Research shows that having frank chats with your children early on doesn’t encourage them to have sex. Instead, you’re creating a dialogue with openness and trust that can hopefully continue throughout their pre-teens, adolescence, and into young adulthood.
As for how to talk to your children, it doesn’t have to be done all at once as one “the talk”. It may be helpful to have a series of small conversations by using “teachable moments” (such as when your kid points out a pregnant belly) as learning opportunities. When you’re having these talks, you can try:
- Using age-appropriate vocabulary, which can help you to avoid oversharing.
- Adapting information to fit your family’s religious, cultural, or other needs.
- Teaching them the correct names of body parts and what they do.
- Acknowledging how communication and respect are a part of sex, reproduction, and relationships.
- Discussing both the dos and don’ts; for example, if you say “don’t get pregnant”, try following up with "dos" about safety and protection. So, for older children, "if and when you're ready to have sex, do use a condom."
- Reading books together that are written to teach children about sex.

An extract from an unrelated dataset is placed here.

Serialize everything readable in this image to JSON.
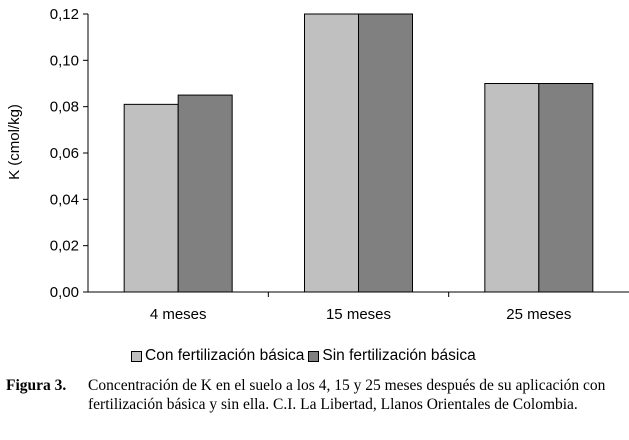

- Reinforcing your support for your children by letting them know you’re open to talking about any of their questions, feelings, or experiences.
For more specific suggestions on age-appropriate messages about many sexuality-related topics, you might want to take a look at the tips and information available from the Sexuality Information and Education Council of the United States (SIECUS). Additionally, Advocates for Youth has helpful resources that may aid you in planning what messages are appropriate for your children at each developmental stage.
With the embarrassment you described about sexual topic areas, you may find it beneficial to seek support in processing your past experience with sexual abuse if you haven’t done so already. You’re not alone in your shyness and discomfort; many adult survivors have struggles with intimacy and relationships and may even feel guilty or blame themselves for their past trauma. Therapy is one method to consider, as well as reading books about healing, attending support groups, or talking with a trusted friend, spiritual leader, mental health professional, or health care provider.
Your children are lucky to have a parent so committed to their health, safety, and happiness. You can do this! You may even see and seize a "teachable moment" today.Alice!